I have a folder /data/csvs
which contains ~7000 CSV files each with ~600 lines. Each CSV has a name which contains a timestamp that needs to be preserved e.g. /data/csvs/261121.csv
, /data/csvs/261122.csv
(261121
being 26/11/21 today's date).
I need to:
- Load each CSV.
- Add a column in which the timestamp can be saved so I know which file the data came from. The time increases by half a second each row so this row also shows the hour/minute/second/microseconds.
- Combine the rows into one table which will span a month of data.
- Ideally I'd like the final product to be a DataFrame.
Currently this is what I'm doing:
files = os.listdir('/data/csvs')
csv_names = []
for file_name in files:
if file_name[-4:] == '.csv':
csv_names.append(file_name)
to_process = len(csv_names)
for i, csv_name in enumerate(csv_names):
df = pd.read_csv(f'{csv_folder_path}/{file_name}')
df = timestamp(df, csv_name)
to_process = to_process-1
if i == 0:
concat_df = df
concat_df.to_feather(path=processed_path)
else:
concat_df = pd.concat([concat_df, df])
if to_process % 100 == 0:
saved_df = pd.read_feather(path=processed_path)
concat_df = pd.concat([saved_df, concat_df])
concat_df.reset_index(drop=True, inplace=True)
concat_df.to_feather(path=processed_path)
I'm loading in each CSV as a DataFrame, adding the timestamp column and concatenating the CSVs 100 at a time (because I thought this would reduce memory usage) and then saving 100 CSVs at a time to a large DataFrame feather file.

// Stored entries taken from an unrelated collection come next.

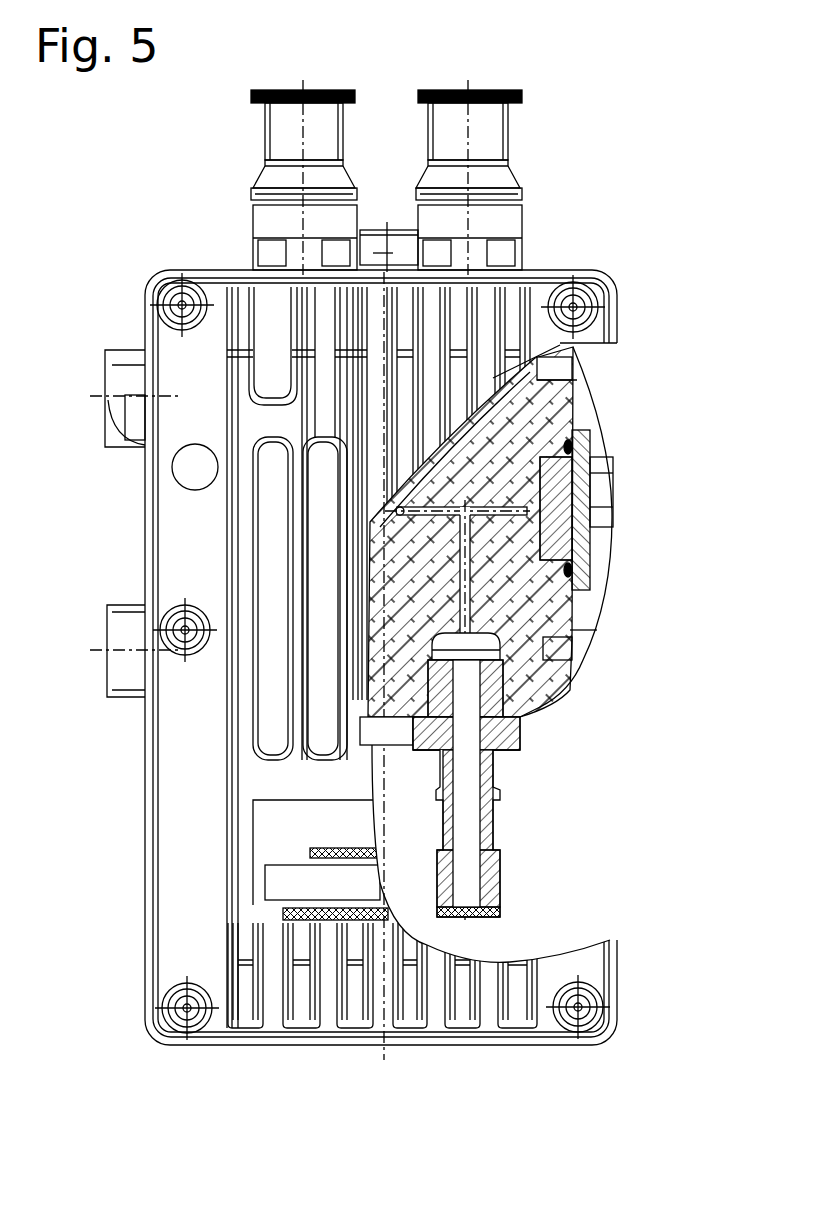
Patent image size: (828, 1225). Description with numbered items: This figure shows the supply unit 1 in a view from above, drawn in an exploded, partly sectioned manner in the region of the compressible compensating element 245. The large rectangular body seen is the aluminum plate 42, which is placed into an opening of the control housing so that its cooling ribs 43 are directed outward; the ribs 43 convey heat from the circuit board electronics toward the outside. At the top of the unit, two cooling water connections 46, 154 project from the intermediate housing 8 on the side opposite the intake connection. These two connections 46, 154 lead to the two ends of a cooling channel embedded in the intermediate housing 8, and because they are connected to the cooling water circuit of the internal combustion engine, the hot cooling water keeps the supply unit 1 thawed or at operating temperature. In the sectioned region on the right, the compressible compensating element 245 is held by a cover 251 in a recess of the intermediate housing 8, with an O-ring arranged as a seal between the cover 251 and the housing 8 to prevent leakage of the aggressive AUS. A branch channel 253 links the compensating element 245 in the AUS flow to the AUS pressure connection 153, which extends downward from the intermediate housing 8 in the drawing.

The supply unit 1 is at (396, 570).
The intermediate housing 8 is at (540, 412).
The aluminum plate 42 is at (193, 807).
The cooling ribs 43 is at (327, 505).
The cooling water connection 46 is at (278, 148).
The AUS pressure connection 153 is at (497, 733).
The cooling water connection 154 is at (492, 148).
The compressible compensating element 245 is at (575, 473).
The cover 251 is at (575, 545).
The branch channel 253 is at (503, 503).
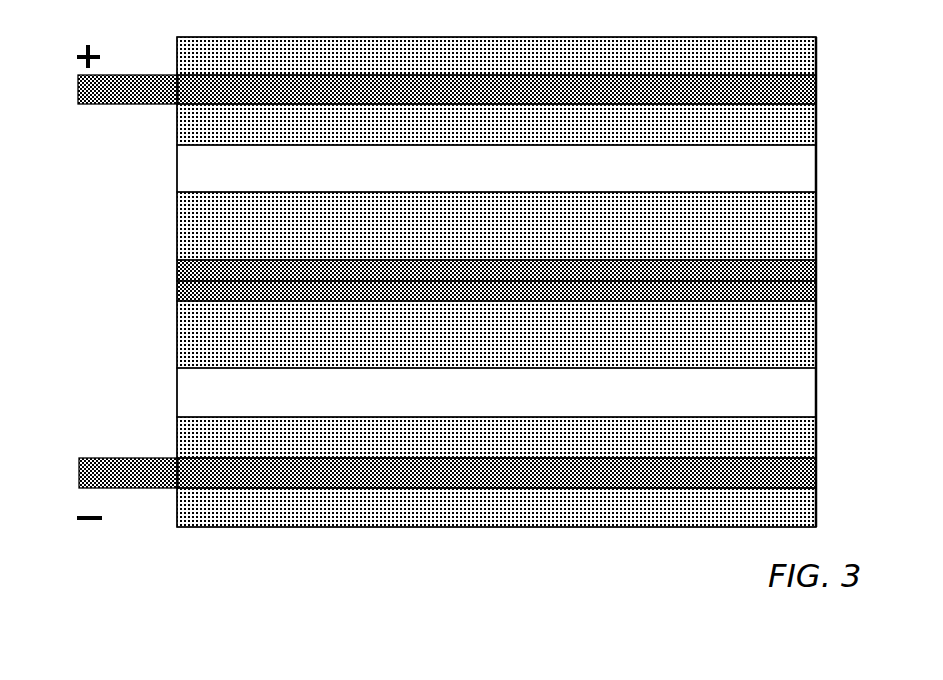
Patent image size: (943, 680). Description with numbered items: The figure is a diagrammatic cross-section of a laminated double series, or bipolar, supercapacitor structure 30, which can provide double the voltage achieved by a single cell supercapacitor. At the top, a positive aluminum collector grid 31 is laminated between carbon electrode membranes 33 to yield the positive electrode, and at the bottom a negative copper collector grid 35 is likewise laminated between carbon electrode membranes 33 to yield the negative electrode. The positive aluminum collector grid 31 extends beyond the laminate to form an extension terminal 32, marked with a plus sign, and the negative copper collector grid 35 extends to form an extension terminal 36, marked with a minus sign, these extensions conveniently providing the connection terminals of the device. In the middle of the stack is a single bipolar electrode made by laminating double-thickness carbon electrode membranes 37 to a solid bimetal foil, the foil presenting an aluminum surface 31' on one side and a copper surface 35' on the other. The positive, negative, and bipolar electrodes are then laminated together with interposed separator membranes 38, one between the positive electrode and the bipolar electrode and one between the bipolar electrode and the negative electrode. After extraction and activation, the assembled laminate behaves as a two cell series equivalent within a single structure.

The bipolar supercapacitor structure 30 is at (331, 550).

This is really slow and uses loads of memory.
What is a more efficient way of doing this?
CodePudding user response:
First, you could be more efficient loading your files using glob
. This saves you iterating over all the files and checking whether the file-extension is ".csv"
import glob
src = '/data/csvs'
files = glob.iglob(os.path.join(src, "*.csv"))
Then, read all files into a df and add them to a generator, in the same step assigning the basename of the file to a column named timestamp
df_from_each_file = (pd.read_csv(f).assign(timestamp=os.path.basename(f).split('.')[0]) for f in files)
And finally concatenate the dfs into one
csv_data = pd.concat(df_from_each_file, ignore_index=True)
Hope this helped! I have used a process like this for large amounts of data and found it efficient enough.